Il y a également une maladie appellée “la loi du retard” [3]. Lorsqu’un problème est urgent, sérieux, imposant et complexe, les responsables évitent la responsabilité en déléguant et repoussant, doutant et hésitant, etc. jusqu’à ce que ce soit au delà de toute réparation possible.

[3]The Law of Delay (La loi du retard), et autres commentaires par C. Northcote Parkinson fut publiée dans un livre séparé en 1970.

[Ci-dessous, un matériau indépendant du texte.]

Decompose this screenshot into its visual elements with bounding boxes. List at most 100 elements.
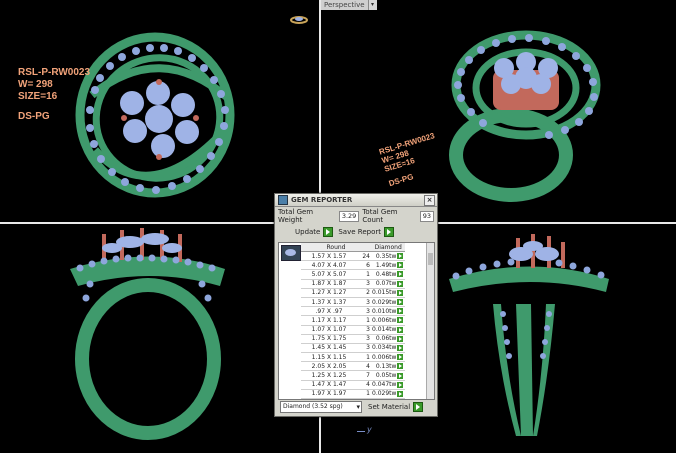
gem-count: 3: [357, 297, 371, 308]
table-row[interactable]: 5.07 X 5.07 1 0.48tw: [301, 269, 406, 280]
total-weight-label: Total Gem Weight: [278, 208, 314, 224]
gem-table-scrollbar[interactable]: [426, 243, 434, 399]
gem-count: 3: [357, 343, 371, 354]
row-select-button[interactable]: [397, 354, 404, 361]
table-row[interactable]: 1.15 X 1.15 1 0.006tw: [301, 352, 406, 363]
gem-size: 1.75 X 1.75: [301, 334, 357, 344]
table-row[interactable]: 1.97 X 1.97 1 0.029tw: [301, 389, 406, 399]
ring-perspective-view: [449, 30, 601, 202]
table-row[interactable]: 1.47 X 1.47 4 0.047tw: [301, 380, 406, 390]
viewport-bottom-left[interactable]: [0, 224, 319, 453]
row-select-button[interactable]: [397, 280, 404, 287]
row-select-button[interactable]: [397, 308, 404, 315]
save-report-label: Save Report: [338, 228, 381, 236]
table-row[interactable]: 1.27 X 1.27 2 0.015tw: [301, 288, 406, 298]
table-row[interactable]: 2.05 X 2.05 4 0.13tw: [301, 361, 406, 372]
gem-count: 3: [357, 279, 371, 289]
update-label: Update: [295, 228, 321, 236]
gem-count: 7: [357, 370, 371, 381]
material-row: Diamond (3.52 spg) Set Material: [280, 401, 428, 413]
design-code: RSL-P-RW0023: [18, 67, 91, 78]
gem-count: 2: [357, 288, 371, 298]
gem-size: 1.25 X 1.25: [301, 370, 357, 381]
table-row[interactable]: 1.87 X 1.87 3 0.07tw: [301, 279, 406, 289]
gem-size: 1.37 X 1.37: [301, 297, 357, 308]
gem-reporter-panel[interactable]: GEM REPORTER × Total Gem Weight 3.29 Tot…: [274, 193, 438, 417]
table-row[interactable]: 2.17 X 2.1710.038tw: [301, 398, 406, 399]
gem-count: 1: [357, 398, 371, 399]
table-row[interactable]: 1.45 X 1.45 3 0.034tw: [301, 343, 406, 354]
table-row[interactable]: .97 X .97 3 0.010tw: [301, 306, 406, 317]
row-go-cell: [397, 260, 406, 271]
material-select[interactable]: Diamond (3.52 spg): [280, 401, 362, 413]
table-row[interactable]: 1.37 X 1.37 3 0.029tw: [301, 297, 406, 308]
gem-size: .97 X .97: [301, 306, 357, 317]
row-go-cell: [397, 334, 406, 344]
row-go-cell: [397, 398, 406, 399]
gem-size: 1.47 X 1.47: [301, 380, 357, 390]
row-select-button[interactable]: [397, 363, 404, 370]
row-select-button[interactable]: [397, 372, 404, 379]
gem-size: 1.27 X 1.27: [301, 288, 357, 298]
gem-count: 1: [357, 389, 371, 399]
material-select-value: Diamond: [283, 403, 311, 410]
table-row[interactable]: 1.25 X 1.25 7 0.05tw: [301, 370, 406, 381]
row-select-button[interactable]: [397, 271, 404, 278]
save-report-button[interactable]: [383, 227, 394, 237]
row-select-button[interactable]: [397, 390, 404, 397]
row-go-cell: [397, 269, 406, 280]
gem-weight: 0.038tw: [371, 398, 398, 399]
table-row[interactable]: 1.57 X 1.57 24 0.35tw: [301, 251, 406, 262]
table-row[interactable]: 1.07 X 1.07 3 0.014tw: [301, 325, 406, 335]
gem-weight: 0.034tw: [371, 343, 398, 354]
set-material-button[interactable]: [413, 402, 424, 412]
gem-table[interactable]: Round Diamond 1.57 X 1.57 24 0.35tw 4.07 X …: [278, 242, 435, 400]
row-select-button[interactable]: [397, 262, 404, 269]
table-row[interactable]: 1.17 X 1.17 1 0.006tw: [301, 315, 406, 326]
gem-list: Round Diamond 1.57 X 1.57 24 0.35tw 4.07 X …: [301, 243, 406, 399]
chevron-down-icon[interactable]: ▾: [368, 0, 377, 10]
gem-size: 2.05 X 2.05: [301, 361, 357, 372]
set-material-label: Set Material: [368, 403, 411, 411]
gem-size: 4.07 X 4.07: [301, 260, 357, 271]
gem-size: 1.87 X 1.87: [301, 279, 357, 289]
row-select-button[interactable]: [397, 253, 404, 260]
table-row[interactable]: 4.07 X 4.07 6 1.49tw: [301, 260, 406, 271]
viewport-top-right[interactable]: RSL-P-RW0023 W= 298 SIZE=16 DS-PG: [321, 0, 676, 222]
gem-weight: 0.047tw: [371, 380, 398, 390]
row-select-button[interactable]: [397, 299, 404, 306]
table-row[interactable]: 1.75 X 1.75 3 0.06tw: [301, 334, 406, 344]
gem-reporter-titlebar[interactable]: GEM REPORTER ×: [275, 194, 437, 207]
gem-count: 4: [357, 380, 371, 390]
row-select-button[interactable]: [397, 381, 404, 388]
update-button[interactable]: [323, 227, 334, 237]
viewport-mode-selector[interactable]: Perspective ▾: [321, 0, 377, 10]
gem-size: 1.15 X 1.15: [301, 352, 357, 363]
scrollbar-thumb[interactable]: [428, 253, 433, 265]
gem-weight: 0.010tw: [371, 306, 398, 317]
row-go-cell: [397, 389, 406, 399]
column-header-shape: Round: [301, 243, 371, 252]
close-icon[interactable]: ×: [424, 194, 435, 206]
row-select-button[interactable]: [397, 289, 404, 296]
axis-y-label: y: [367, 425, 372, 434]
gem-size: 1.97 X 1.97: [301, 389, 357, 399]
row-select-button[interactable]: [397, 317, 404, 324]
gem-shape-thumbnail[interactable]: [281, 245, 301, 261]
row-select-button[interactable]: [397, 326, 404, 333]
row-go-cell: [397, 361, 406, 372]
row-go-cell: [397, 288, 406, 298]
row-select-button[interactable]: [397, 344, 404, 351]
gem-weight: 0.13tw: [371, 361, 398, 372]
row-go-cell: [397, 370, 406, 381]
viewport-top-left[interactable]: RSL-P-RW0023 W= 298 SIZE=16 DS-PG: [0, 0, 319, 222]
row-go-cell: [397, 380, 406, 390]
gem-count: 3: [357, 334, 371, 344]
design-label-top-left: RSL-P-RW0023 W= 298 SIZE=16 DS-PG: [18, 67, 90, 123]
total-count-value: 93: [419, 210, 434, 222]
row-go-cell: [397, 315, 406, 326]
gem-weight: 0.05tw: [371, 370, 398, 381]
row-go-cell: [397, 343, 406, 354]
row-go-cell: [397, 352, 406, 363]
row-select-button[interactable]: [397, 335, 404, 342]
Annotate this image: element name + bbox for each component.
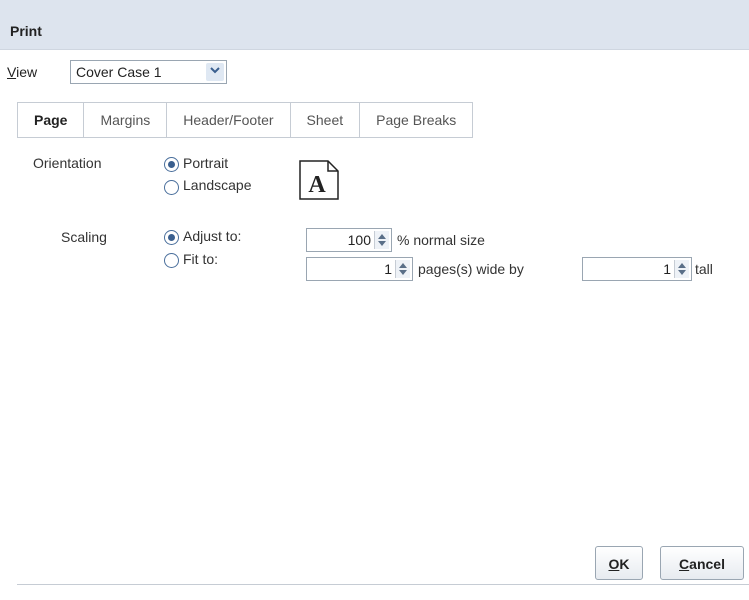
- tab-header-footer[interactable]: Header/Footer: [166, 103, 289, 137]
- view-label: View: [7, 64, 38, 80]
- adjust-to-radio[interactable]: [164, 230, 179, 245]
- dialog-bottom-divider: [17, 584, 749, 585]
- portrait-page-icon: A: [299, 160, 339, 200]
- portrait-label: Portrait: [183, 155, 229, 171]
- tab-margins[interactable]: Margins: [83, 103, 166, 137]
- landscape-label: Landscape: [183, 177, 252, 193]
- fit-tall-value: 1: [663, 261, 671, 277]
- fit-wide-value: 1: [384, 261, 392, 277]
- stepper-arrows-icon[interactable]: [674, 260, 689, 278]
- dialog-title: Print: [10, 23, 42, 39]
- fit-wide-suffix: pages(s) wide by: [418, 261, 524, 277]
- fit-to-radio[interactable]: [164, 253, 179, 268]
- fit-to-label: Fit to:: [183, 251, 219, 267]
- scaling-label: Scaling: [61, 229, 107, 245]
- tab-sheet[interactable]: Sheet: [289, 103, 360, 137]
- stepper-arrows-icon[interactable]: [374, 231, 389, 249]
- fit-tall-stepper[interactable]: 1: [582, 257, 692, 281]
- portrait-radio[interactable]: [164, 157, 179, 172]
- tab-page-breaks[interactable]: Page Breaks: [359, 103, 472, 137]
- ok-button[interactable]: OK: [595, 546, 643, 580]
- view-select[interactable]: Cover Case 1: [70, 60, 227, 84]
- adjust-to-value: 100: [347, 232, 371, 248]
- tab-page[interactable]: Page: [18, 103, 83, 137]
- tab-bar: Page Margins Header/Footer Sheet Page Br…: [17, 102, 474, 138]
- landscape-radio[interactable]: [164, 180, 179, 195]
- orientation-label: Orientation: [33, 155, 102, 171]
- stepper-arrows-icon[interactable]: [395, 260, 410, 278]
- chevron-down-icon[interactable]: [206, 63, 224, 81]
- cancel-button[interactable]: Cancel: [660, 546, 744, 580]
- fit-tall-suffix: tall: [695, 261, 713, 277]
- fit-wide-stepper[interactable]: 1: [306, 257, 413, 281]
- dialog-titlebar: Print: [0, 0, 749, 50]
- adjust-to-suffix: % normal size: [397, 232, 485, 248]
- adjust-to-stepper[interactable]: 100: [306, 228, 392, 252]
- svg-text:A: A: [308, 172, 326, 198]
- view-select-value: Cover Case 1: [76, 64, 162, 80]
- adjust-to-label: Adjust to:: [183, 228, 242, 244]
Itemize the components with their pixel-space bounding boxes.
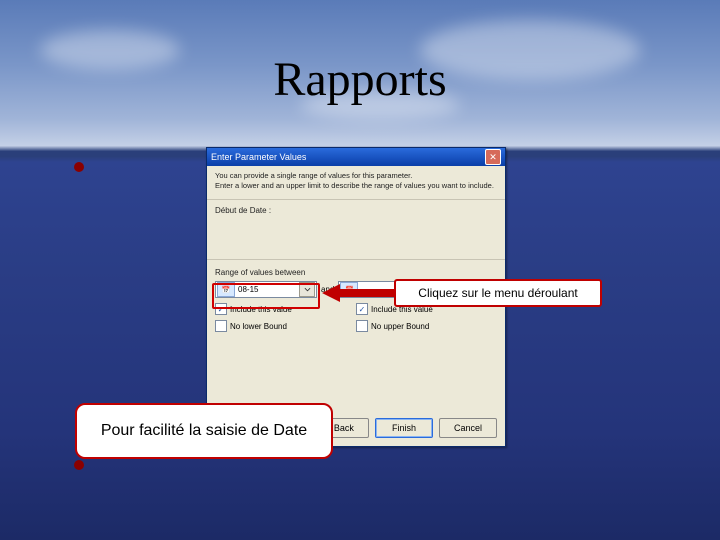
finish-button[interactable]: Finish — [375, 418, 433, 438]
slide-title: Rapports — [0, 52, 720, 107]
include-lower-checkbox[interactable]: ✓ — [215, 303, 227, 315]
checkbox-label: No lower Bound — [230, 322, 287, 331]
dialog-instructions: You can provide a single range of values… — [207, 166, 505, 200]
list-bullet — [74, 460, 84, 470]
arrow-left-icon — [322, 282, 400, 304]
instructions-line: You can provide a single range of values… — [215, 171, 497, 181]
start-date-value: 08-15 — [236, 285, 299, 294]
cancel-button[interactable]: Cancel — [439, 418, 497, 438]
start-date-field[interactable]: 📅 08-15 — [215, 281, 317, 298]
dialog-titlebar[interactable]: Enter Parameter Values ✕ — [207, 148, 505, 166]
dialog-title-text: Enter Parameter Values — [211, 152, 306, 162]
dropdown-button[interactable] — [299, 282, 315, 297]
dropdown-hint-callout: Cliquez sur le menu déroulant — [394, 279, 602, 307]
param-name-label: Début de Date : — [207, 200, 505, 217]
no-upper-checkbox[interactable] — [356, 320, 368, 332]
list-bullet — [74, 162, 84, 172]
bottom-note-callout: Pour facilité la saisie de Date — [75, 403, 333, 459]
no-lower-checkbox[interactable] — [215, 320, 227, 332]
close-icon[interactable]: ✕ — [485, 149, 501, 165]
include-upper-checkbox[interactable]: ✓ — [356, 303, 368, 315]
range-label: Range of values between — [215, 262, 497, 279]
checkbox-label: Include this value — [230, 305, 292, 314]
checkbox-label: No upper Bound — [371, 322, 429, 331]
chevron-down-icon — [304, 287, 311, 292]
calendar-icon[interactable]: 📅 — [217, 282, 235, 297]
instructions-line: Enter a lower and an upper limit to desc… — [215, 181, 497, 191]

Dans l’état de précipitation exagérée et paranoïaque dans lequel nous vivons (comme nous le verrons au chapitre 16) il semblerait que les “delais” ne soient plus un problème. Alors qu’en fait, ce probléme est pire que jamais – et souvent en train d’empirer.

Urgence imaginaire et précipitation infondée provoquent souvent l’abandon de tout ce qui ne semble pas apporter un solution immédiate. Le résultat est la combinaison de deux erreurs: décider dans l’urgence de choses demandant plus de temps de réflexion, tout en reportant à plus tard les décisions qu’il aurait été mieux de prendre au bon moment.

La confusion qui en résulte entraine encore plus de précipitation maladroite, associé à une aggravation déroutante du problème qui ne serait pas arrivée si cela avait été géré correctement au bon moment. Ce n’est pas seulement une pagaille ingérable, c’est aussi un cercle vicieu infini où les choses empirent.

Nous avons déjà vu plusieurs désastres causés par ce syndrome. Mais le fait est que les sytèmes de décision sont en décomposition dans de nombreuses organisations alors qu’elles semblent survivre – et leur effondrement appaîtra comme une “surprise” si nous continuons à ignorer les termites de la mauvaise administration qui rôdent en leur sein.

Une autre maladie expliquée par Parkinson est l’injalitance (ndt: injelitance dans le texte) – “la montée au pouvoir d’individus inhabituellement très incompétents et très jaloux”. « L’individu injalitant se reconnaît à la persistance avec laquelle il se bat pour expulser tous ceux plus compétents que lui. »

Ce n’est pas nouveau, cela a causé des problèmes de toutes sortes depuis l’origine des sociétés humaines – et cela prolifère dans les complexités de notre monde actuel. Il y a deux sujets proches à celui ci: la montée de l’incompétence, telle qu’expliquée par le Principe de Peter dans les prochaines pages (chapitre 6) et la stupidité du pouvoir, comme nous le verrons dans le chapitre 10.

La stupidité n’est pas mentionnée, en tant que telle, dans la Loi de Parkinson ou dans d’autres analyses de “pourquoi les choses tournent mal”. Mais il semble évident que ces comportements destructeurs sont stupides – et il est encore plus stupide que, cinquante and après leur diagnostic, ils continuent de se produire, avec des complications en plus ce qui ne fait que les aggraver – parfois de façon catastrophique.